Tempo

É stato un fulmine di metà maggio ad aprire la Val Lemme come un’ostrica e nasconderci una perla di nome Voltaggio. Voltaggio di giù e di su, basso e alto voltaggio a seconda del livello di carica che serve. Io dormirò nella frazione di Altissimo Voltaggio. É forte la corrente del torrente che accende il paese e muove le bindelle di Guido – Dunque sei qui per quale motivo, oltre ad esserti perso? – Chiede mentre carteggia un’imposta dalle mani abbondanti. – Sono di passaggio per Genova… – Una volta ho parlato con un tedesco di passaggio per Genova! Non ci siamo capito molto… – Anche la moglie va di gomito e benedice le nuove imposte d’alluminio. – Ecco, ci sarà un motivo se la falegnameria ha chiuso! – dice Guido. – Si, l’età! – Risponde la moglie più giovane.

Il tempo apre e chiude le imposte dei giorni; lo sanno Guido e la moglie che sono rimasti affacciati per cinquant’anni dalle spalancate verdi imposte, gustando la vista dei dolci Appennini liguri. Ora tocca smontarle e carteggiarle un poco, riverniciarle e magari cambiarle per poi riaffacciarsi e scoprire a bocca aperta che il paesaggio, in fondo, resta meraviglioso.

Le colline verso il mare sono le dolci gobbe di un cammello coperto di ricci e foglie. Briglie alla mano risalgo senza fretta il Passo della Castagnola e giù per Busalla, quindi su per la seconda gobba lungo il Passo dei Giovi e giù attraverso una Via Lattea di paesini nella costellazione di Genova, dove l’arabo e il ligure danno vita ad una soluzione all’apparenza insolubile. Acqua e olio forzatamente nella stessa violenta bacinella, teatro della battaglia navale di Bolzaneto: G-8, colpiti e affondati.

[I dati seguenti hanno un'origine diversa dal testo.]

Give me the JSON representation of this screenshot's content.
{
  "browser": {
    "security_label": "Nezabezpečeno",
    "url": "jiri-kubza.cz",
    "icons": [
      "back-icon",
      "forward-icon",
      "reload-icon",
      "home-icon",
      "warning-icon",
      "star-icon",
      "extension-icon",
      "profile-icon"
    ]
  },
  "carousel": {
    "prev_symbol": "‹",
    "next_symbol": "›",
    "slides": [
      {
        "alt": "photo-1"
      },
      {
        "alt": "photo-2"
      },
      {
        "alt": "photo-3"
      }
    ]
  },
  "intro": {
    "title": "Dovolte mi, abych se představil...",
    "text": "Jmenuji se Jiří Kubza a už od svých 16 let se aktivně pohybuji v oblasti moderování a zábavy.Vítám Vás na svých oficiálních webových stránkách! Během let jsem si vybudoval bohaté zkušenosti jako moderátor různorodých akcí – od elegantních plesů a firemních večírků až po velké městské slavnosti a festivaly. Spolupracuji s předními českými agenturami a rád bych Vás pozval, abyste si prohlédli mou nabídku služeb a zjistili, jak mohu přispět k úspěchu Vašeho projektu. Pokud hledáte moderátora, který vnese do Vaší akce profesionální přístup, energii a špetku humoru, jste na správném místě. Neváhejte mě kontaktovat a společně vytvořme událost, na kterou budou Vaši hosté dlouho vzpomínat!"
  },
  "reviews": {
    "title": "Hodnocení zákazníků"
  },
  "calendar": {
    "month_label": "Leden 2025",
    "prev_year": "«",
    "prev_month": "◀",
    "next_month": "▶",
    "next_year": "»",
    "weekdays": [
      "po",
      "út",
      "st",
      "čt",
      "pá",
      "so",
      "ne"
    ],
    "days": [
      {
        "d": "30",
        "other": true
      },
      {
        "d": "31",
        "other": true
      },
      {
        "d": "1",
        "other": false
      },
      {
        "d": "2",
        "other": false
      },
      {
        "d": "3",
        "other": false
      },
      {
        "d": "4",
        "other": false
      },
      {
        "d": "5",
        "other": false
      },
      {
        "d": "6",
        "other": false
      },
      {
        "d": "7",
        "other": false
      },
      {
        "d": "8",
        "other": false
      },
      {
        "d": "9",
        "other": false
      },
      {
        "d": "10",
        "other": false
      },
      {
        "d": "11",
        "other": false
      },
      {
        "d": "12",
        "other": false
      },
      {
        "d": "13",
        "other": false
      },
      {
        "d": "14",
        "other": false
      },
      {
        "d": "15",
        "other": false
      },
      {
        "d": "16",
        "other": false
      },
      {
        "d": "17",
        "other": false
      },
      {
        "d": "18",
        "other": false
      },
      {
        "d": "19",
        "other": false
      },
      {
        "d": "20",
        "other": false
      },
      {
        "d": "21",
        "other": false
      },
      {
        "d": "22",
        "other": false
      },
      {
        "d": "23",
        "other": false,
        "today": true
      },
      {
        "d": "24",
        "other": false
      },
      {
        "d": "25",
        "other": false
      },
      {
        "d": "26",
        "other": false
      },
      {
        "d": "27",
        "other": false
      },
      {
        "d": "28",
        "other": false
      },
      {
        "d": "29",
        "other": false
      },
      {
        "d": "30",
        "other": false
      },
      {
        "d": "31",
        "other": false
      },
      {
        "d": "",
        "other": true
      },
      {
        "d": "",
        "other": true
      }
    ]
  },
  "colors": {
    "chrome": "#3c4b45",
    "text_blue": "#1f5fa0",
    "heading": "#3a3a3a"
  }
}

«[…] Tocca smontarle e carteggiarle un poco, riverniciarle e magari cambiarle per poi riaffacciarsi e scoprire a bocca aperta che il paesaggio, in fondo, resta meraviglioso»

Ai genovesi hanno raccontato del mare. Glie l’hanno raccontato con canzoni e storie da ponente a levante. Glie l’ha raccontato chi è partito sbagliando strada e tornando con le Americhe in tasca. Hanno perfino rinchiuso un pezzo di mare in una boccia di vetro da dove guardare tutti i suoi abitanti. A pagamento, s’intende.

Ma il mare, quello vero, i genovesi non sanno cosa sia. Hanno case così vicine da non poter aprire le imposte per vederlo, così le disegnano sulle facciate e s’immaginano di spalancarle e di guardare le onde – o per le meno quello che gli han detto essere. Le gru al porto sono alte quanto é profondo il mediterraneo e i suoi fondali sono disegnati nei bar: i genovesi li guardano con gli occhi da Meraviglia della Carpa, prima di rituffarsi nel marasma della città e annaspare tra le onde di palazzi. Tra banchi di turisti che attraversano col rosso e alghe di strade intrecciate che portano su chissà quale atollo, Genova é un’Atlantide emersa a sua insaputa. Forse i genovesi non sanno del mare, ma certo il mare sa dei genovesi e forse poco cambia.

Fuori piove e i palazzi sembrano avvicinarsi tra loro per coprirsi meglio. Io sono stanco e mi trascino grigio verso il porto. Dove ti porto? – Chiede una nave dei Looney Tunes, perché ci dev’essere sempre e comunque qualcosa su cui ridere. – Corsica. – Andata e ritorno? – Facciamo solo andata, metti che mi trovo bene… – Beh, meglio di cosi ci vuol poco mi pare di capire. Lo sai cos’è il mare o ti serve aprire un’imposta?